Timothy Leary of LSD fame has been gone from this earth since 1996, and it's taken this long for an institution to show some interest in his records.
We've gotten beyond the 'Me Generation', far beyond. Who cares about self-discovery and navel gazing these days? We're more concerned with finding enough loose change to cover the cost of our commute to work....if we have work.
The New York Public Library has paid $900,000 for the collected papers of Timothy Leary. Some of that money will be donated back in turn by the Leary estate to cover the costs of archiving the material, as if they had to pay someone to take the dust-gathering boxes off their hands.

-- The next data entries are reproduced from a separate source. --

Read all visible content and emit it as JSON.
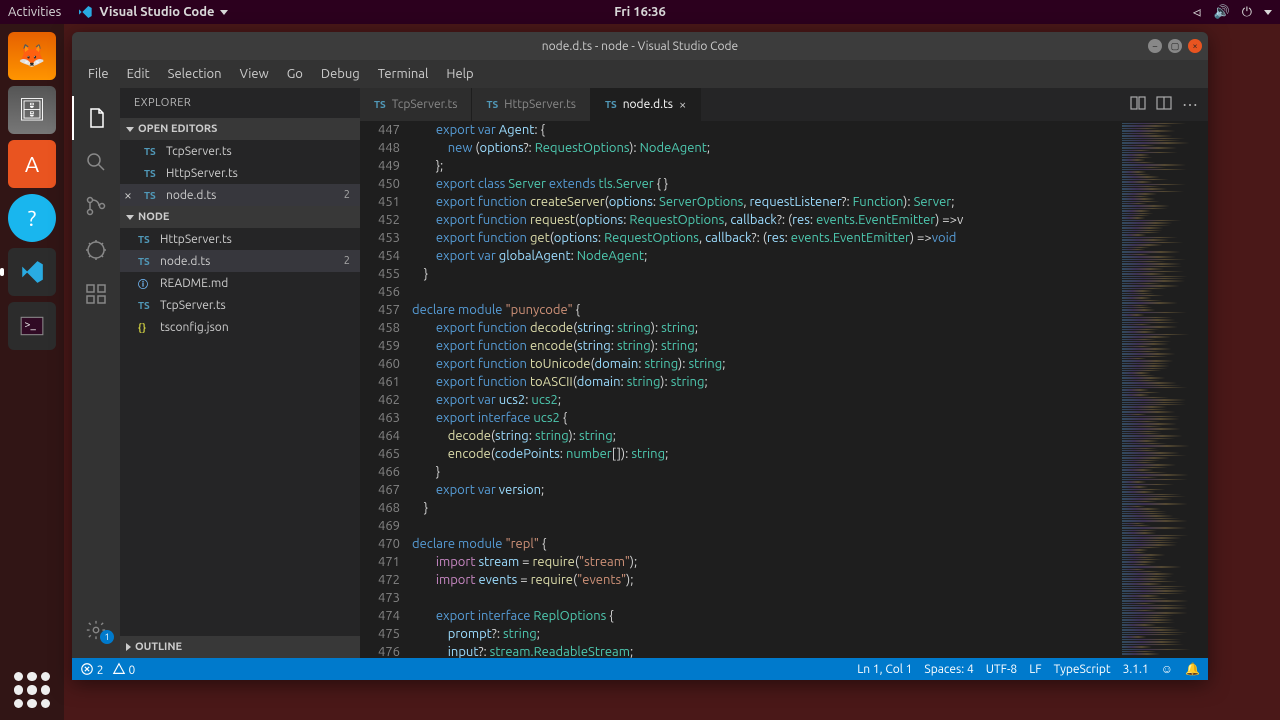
{
  "ubuntu": {
    "activities": "Activities",
    "appname": "Visual Studio Code",
    "clock": "Fri 16:36"
  },
  "window": {
    "title": "node.d.ts - node - Visual Studio Code"
  },
  "menu": [
    "File",
    "Edit",
    "Selection",
    "View",
    "Go",
    "Debug",
    "Terminal",
    "Help"
  ],
  "sidebar": {
    "title": "EXPLORER",
    "openEditors": "OPEN EDITORS",
    "editors": [
      {
        "name": "TcpServer.ts",
        "badge": ""
      },
      {
        "name": "HttpServer.ts",
        "badge": ""
      },
      {
        "name": "node.d.ts",
        "badge": "2",
        "active": true,
        "close": true
      }
    ],
    "project": "NODE",
    "files": [
      {
        "icon": "TS",
        "name": "HttpServer.ts"
      },
      {
        "icon": "TS",
        "name": "node.d.ts",
        "badge": "2",
        "active": true
      },
      {
        "icon": "ⓘ",
        "iconClass": "info",
        "name": "README.md"
      },
      {
        "icon": "TS",
        "name": "TcpServer.ts"
      },
      {
        "icon": "{}",
        "iconClass": "json",
        "name": "tsconfig.json"
      }
    ],
    "outline": "OUTLINE"
  },
  "tabs": [
    {
      "label": "TcpServer.ts",
      "active": false
    },
    {
      "label": "HttpServer.ts",
      "active": false
    },
    {
      "label": "node.d.ts",
      "active": true,
      "close": true
    }
  ],
  "lineStart": 447,
  "code": [
    [
      [
        "",
        "        "
      ],
      [
        "kw",
        "export"
      ],
      [
        "",
        " "
      ],
      [
        "kw",
        "var"
      ],
      [
        "",
        " "
      ],
      [
        "var",
        "Agent"
      ],
      [
        "pun",
        ": {"
      ]
    ],
    [
      [
        "",
        "            "
      ],
      [
        "kw",
        "new"
      ],
      [
        "",
        " "
      ],
      [
        "pun",
        "("
      ],
      [
        "var",
        "options"
      ],
      [
        "pun",
        "?: "
      ],
      [
        "cls",
        "RequestOptions"
      ],
      [
        "pun",
        "): "
      ],
      [
        "cls",
        "NodeAgent"
      ],
      [
        "pun",
        ";"
      ]
    ],
    [
      [
        "",
        "        "
      ],
      [
        "pun",
        "};"
      ]
    ],
    [
      [
        "",
        "        "
      ],
      [
        "kw",
        "export"
      ],
      [
        "",
        " "
      ],
      [
        "kw",
        "class"
      ],
      [
        "",
        " "
      ],
      [
        "cls",
        "Server"
      ],
      [
        "",
        " "
      ],
      [
        "kw",
        "extends"
      ],
      [
        "",
        " "
      ],
      [
        "cls",
        "tls.Server"
      ],
      [
        "",
        " "
      ],
      [
        "pun",
        "{ }"
      ]
    ],
    [
      [
        "",
        "        "
      ],
      [
        "kw",
        "export"
      ],
      [
        "",
        " "
      ],
      [
        "kw",
        "function"
      ],
      [
        "",
        " "
      ],
      [
        "fn",
        "createServer"
      ],
      [
        "pun",
        "("
      ],
      [
        "var",
        "options"
      ],
      [
        "pun",
        ": "
      ],
      [
        "cls",
        "ServerOptions"
      ],
      [
        "pun",
        ", "
      ],
      [
        "var",
        "requestListener"
      ],
      [
        "pun",
        "?: "
      ],
      [
        "cls",
        "Function"
      ],
      [
        "pun",
        "): "
      ],
      [
        "cls",
        "Server"
      ],
      [
        "pun",
        ";"
      ]
    ],
    [
      [
        "",
        "        "
      ],
      [
        "kw",
        "export"
      ],
      [
        "",
        " "
      ],
      [
        "kw",
        "function"
      ],
      [
        "",
        " "
      ],
      [
        "fn",
        "request"
      ],
      [
        "pun",
        "("
      ],
      [
        "var",
        "options"
      ],
      [
        "pun",
        ": "
      ],
      [
        "cls",
        "RequestOptions"
      ],
      [
        "pun",
        ", "
      ],
      [
        "var",
        "callback"
      ],
      [
        "pun",
        "?: ("
      ],
      [
        "var",
        "res"
      ],
      [
        "pun",
        ": "
      ],
      [
        "cls",
        "events.EventEmitter"
      ],
      [
        "pun",
        ") =>v"
      ]
    ],
    [
      [
        "",
        "        "
      ],
      [
        "kw",
        "export"
      ],
      [
        "",
        " "
      ],
      [
        "kw",
        "function"
      ],
      [
        "",
        " "
      ],
      [
        "fn",
        "get"
      ],
      [
        "pun",
        "("
      ],
      [
        "var",
        "options"
      ],
      [
        "pun",
        ": "
      ],
      [
        "cls",
        "RequestOptions"
      ],
      [
        "pun",
        ", "
      ],
      [
        "var",
        "callback"
      ],
      [
        "pun",
        "?: ("
      ],
      [
        "var",
        "res"
      ],
      [
        "pun",
        ": "
      ],
      [
        "cls",
        "events.EventEmitter"
      ],
      [
        "pun",
        ") =>"
      ],
      [
        "kw",
        "void"
      ]
    ],
    [
      [
        "",
        "        "
      ],
      [
        "kw",
        "export"
      ],
      [
        "",
        " "
      ],
      [
        "kw",
        "var"
      ],
      [
        "",
        " "
      ],
      [
        "var",
        "globalAgent"
      ],
      [
        "pun",
        ": "
      ],
      [
        "cls",
        "NodeAgent"
      ],
      [
        "pun",
        ";"
      ]
    ],
    [
      [
        "",
        "    "
      ],
      [
        "pun",
        "}"
      ]
    ],
    [
      [
        "",
        ""
      ]
    ],
    [
      [
        "kw",
        "declare"
      ],
      [
        "",
        " "
      ],
      [
        "kw",
        "module"
      ],
      [
        "",
        " "
      ],
      [
        "str",
        "\"punycode\""
      ],
      [
        "",
        " "
      ],
      [
        "pun",
        "{"
      ]
    ],
    [
      [
        "",
        "        "
      ],
      [
        "kw",
        "export"
      ],
      [
        "",
        " "
      ],
      [
        "kw",
        "function"
      ],
      [
        "",
        " "
      ],
      [
        "fn",
        "decode"
      ],
      [
        "pun",
        "("
      ],
      [
        "var",
        "string"
      ],
      [
        "pun",
        ": "
      ],
      [
        "cls",
        "string"
      ],
      [
        "pun",
        "): "
      ],
      [
        "cls",
        "string"
      ],
      [
        "pun",
        ";"
      ]
    ],
    [
      [
        "",
        "        "
      ],
      [
        "kw",
        "export"
      ],
      [
        "",
        " "
      ],
      [
        "kw",
        "function"
      ],
      [
        "",
        " "
      ],
      [
        "fn",
        "encode"
      ],
      [
        "pun",
        "("
      ],
      [
        "var",
        "string"
      ],
      [
        "pun",
        ": "
      ],
      [
        "cls",
        "string"
      ],
      [
        "pun",
        "): "
      ],
      [
        "cls",
        "string"
      ],
      [
        "pun",
        ";"
      ]
    ],
    [
      [
        "",
        "        "
      ],
      [
        "kw",
        "export"
      ],
      [
        "",
        " "
      ],
      [
        "kw",
        "function"
      ],
      [
        "",
        " "
      ],
      [
        "fn",
        "toUnicode"
      ],
      [
        "pun",
        "("
      ],
      [
        "var",
        "domain"
      ],
      [
        "pun",
        ": "
      ],
      [
        "cls",
        "string"
      ],
      [
        "pun",
        "): "
      ],
      [
        "cls",
        "string"
      ],
      [
        "pun",
        ";"
      ]
    ],
    [
      [
        "",
        "        "
      ],
      [
        "kw",
        "export"
      ],
      [
        "",
        " "
      ],
      [
        "kw",
        "function"
      ],
      [
        "",
        " "
      ],
      [
        "fn",
        "toASCII"
      ],
      [
        "pun",
        "("
      ],
      [
        "var",
        "domain"
      ],
      [
        "pun",
        ": "
      ],
      [
        "cls",
        "string"
      ],
      [
        "pun",
        "): "
      ],
      [
        "cls",
        "string"
      ],
      [
        "pun",
        ";"
      ]
    ],
    [
      [
        "",
        "        "
      ],
      [
        "kw",
        "export"
      ],
      [
        "",
        " "
      ],
      [
        "kw",
        "var"
      ],
      [
        "",
        " "
      ],
      [
        "var",
        "ucs2"
      ],
      [
        "pun",
        ": "
      ],
      [
        "cls",
        "ucs2"
      ],
      [
        "pun",
        ";"
      ]
    ],
    [
      [
        "",
        "        "
      ],
      [
        "kw",
        "export"
      ],
      [
        "",
        " "
      ],
      [
        "kw",
        "interface"
      ],
      [
        "",
        " "
      ],
      [
        "cls",
        "ucs2"
      ],
      [
        "",
        " "
      ],
      [
        "pun",
        "{"
      ]
    ],
    [
      [
        "",
        "            "
      ],
      [
        "fn",
        "decode"
      ],
      [
        "pun",
        "("
      ],
      [
        "var",
        "string"
      ],
      [
        "pun",
        ": "
      ],
      [
        "cls",
        "string"
      ],
      [
        "pun",
        "): "
      ],
      [
        "cls",
        "string"
      ],
      [
        "pun",
        ";"
      ]
    ],
    [
      [
        "",
        "            "
      ],
      [
        "fn",
        "encode"
      ],
      [
        "pun",
        "("
      ],
      [
        "var",
        "codePoints"
      ],
      [
        "pun",
        ": "
      ],
      [
        "cls",
        "number"
      ],
      [
        "pun",
        "[]): "
      ],
      [
        "cls",
        "string"
      ],
      [
        "pun",
        ";"
      ]
    ],
    [
      [
        "",
        "        "
      ],
      [
        "pun",
        "}"
      ]
    ],
    [
      [
        "",
        "        "
      ],
      [
        "kw",
        "export"
      ],
      [
        "",
        " "
      ],
      [
        "kw",
        "var"
      ],
      [
        "",
        " "
      ],
      [
        "var",
        "version"
      ],
      [
        "pun",
        ";"
      ]
    ],
    [
      [
        "",
        "    "
      ],
      [
        "pun",
        "}"
      ]
    ],
    [
      [
        "",
        ""
      ]
    ],
    [
      [
        "kw",
        "declare"
      ],
      [
        "",
        " "
      ],
      [
        "kw",
        "module"
      ],
      [
        "",
        " "
      ],
      [
        "str",
        "\"repl\""
      ],
      [
        "",
        " "
      ],
      [
        "pun",
        "{"
      ]
    ],
    [
      [
        "",
        "        "
      ],
      [
        "kw2",
        "import"
      ],
      [
        "",
        " "
      ],
      [
        "var",
        "stream"
      ],
      [
        "",
        " = "
      ],
      [
        "fn",
        "require"
      ],
      [
        "pun",
        "("
      ],
      [
        "str",
        "\"stream\""
      ],
      [
        "pun",
        ");"
      ]
    ],
    [
      [
        "",
        "        "
      ],
      [
        "kw2",
        "import"
      ],
      [
        "",
        " "
      ],
      [
        "var",
        "events"
      ],
      [
        "",
        " = "
      ],
      [
        "fn",
        "require"
      ],
      [
        "pun",
        "("
      ],
      [
        "str",
        "\"events\""
      ],
      [
        "pun",
        ");"
      ]
    ],
    [
      [
        "",
        ""
      ]
    ],
    [
      [
        "",
        "        "
      ],
      [
        "kw",
        "export"
      ],
      [
        "",
        " "
      ],
      [
        "kw",
        "interface"
      ],
      [
        "",
        " "
      ],
      [
        "cls",
        "ReplOptions"
      ],
      [
        "",
        " "
      ],
      [
        "pun",
        "{"
      ]
    ],
    [
      [
        "",
        "            "
      ],
      [
        "var",
        "prompt"
      ],
      [
        "pun",
        "?: "
      ],
      [
        "cls",
        "string"
      ],
      [
        "pun",
        ";"
      ]
    ],
    [
      [
        "",
        "            "
      ],
      [
        "var",
        "input"
      ],
      [
        "pun",
        "?: "
      ],
      [
        "cls",
        "stream.ReadableStream"
      ],
      [
        "pun",
        ";"
      ]
    ]
  ],
  "status": {
    "errors": "2",
    "warnings": "0",
    "cursor": "Ln 1, Col 1",
    "spaces": "Spaces: 4",
    "encoding": "UTF-8",
    "eol": "LF",
    "lang": "TypeScript",
    "version": "3.1.1"
  },
  "settingsBadge": "1"
}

Researchers are excited to get their hands on the data the late professor collected on psychotropic drugs, but after thirty or forty years, you'd have to wonder how useful old notes might be.

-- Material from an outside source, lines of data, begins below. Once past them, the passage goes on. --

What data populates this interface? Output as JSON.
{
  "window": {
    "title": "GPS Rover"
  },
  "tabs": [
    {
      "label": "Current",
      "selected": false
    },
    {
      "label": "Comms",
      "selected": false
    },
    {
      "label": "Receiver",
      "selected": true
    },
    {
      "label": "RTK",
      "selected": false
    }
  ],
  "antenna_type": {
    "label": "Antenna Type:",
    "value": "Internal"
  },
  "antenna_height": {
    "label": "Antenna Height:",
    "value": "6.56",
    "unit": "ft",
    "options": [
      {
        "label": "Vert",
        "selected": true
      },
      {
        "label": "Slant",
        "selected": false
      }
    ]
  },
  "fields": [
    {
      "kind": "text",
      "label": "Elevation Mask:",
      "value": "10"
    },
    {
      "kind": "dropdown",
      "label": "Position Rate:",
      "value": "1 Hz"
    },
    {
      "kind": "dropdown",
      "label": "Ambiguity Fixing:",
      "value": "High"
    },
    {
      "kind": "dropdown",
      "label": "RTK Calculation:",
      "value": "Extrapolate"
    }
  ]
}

Then there's Leary's interactions with the Beat Generation for the historical record.
Still not generating much excitment, is it?
Several years after the fact, we can look back on the Sixties as a time of self-centered narcissism.
It was all about discovering your inner consciousness, finding personal happiness, experimenting with drugs to make yourself feel good. Many of those who turned on, tuned in and dropped out have become adults and they feel a bit embarrassed about living so selfishly.
You see an aging hippy these days and you see an almost comical figure, brain somewhat pickled, speaking in a patois that marks them as a being embedded in amber.
We're still too close to the Sixties to look at the era with a calculating eye.
In time, the archives purchased by the NYPL will be valuable to historians who wish to chronicle an era. Right now, it's hard to imagine anyone wanting to dive into the recent past, unless it's too see how much we've grown up since those childhood days of mind-altering drugs and free love that were as unrealistic as a fairy tale.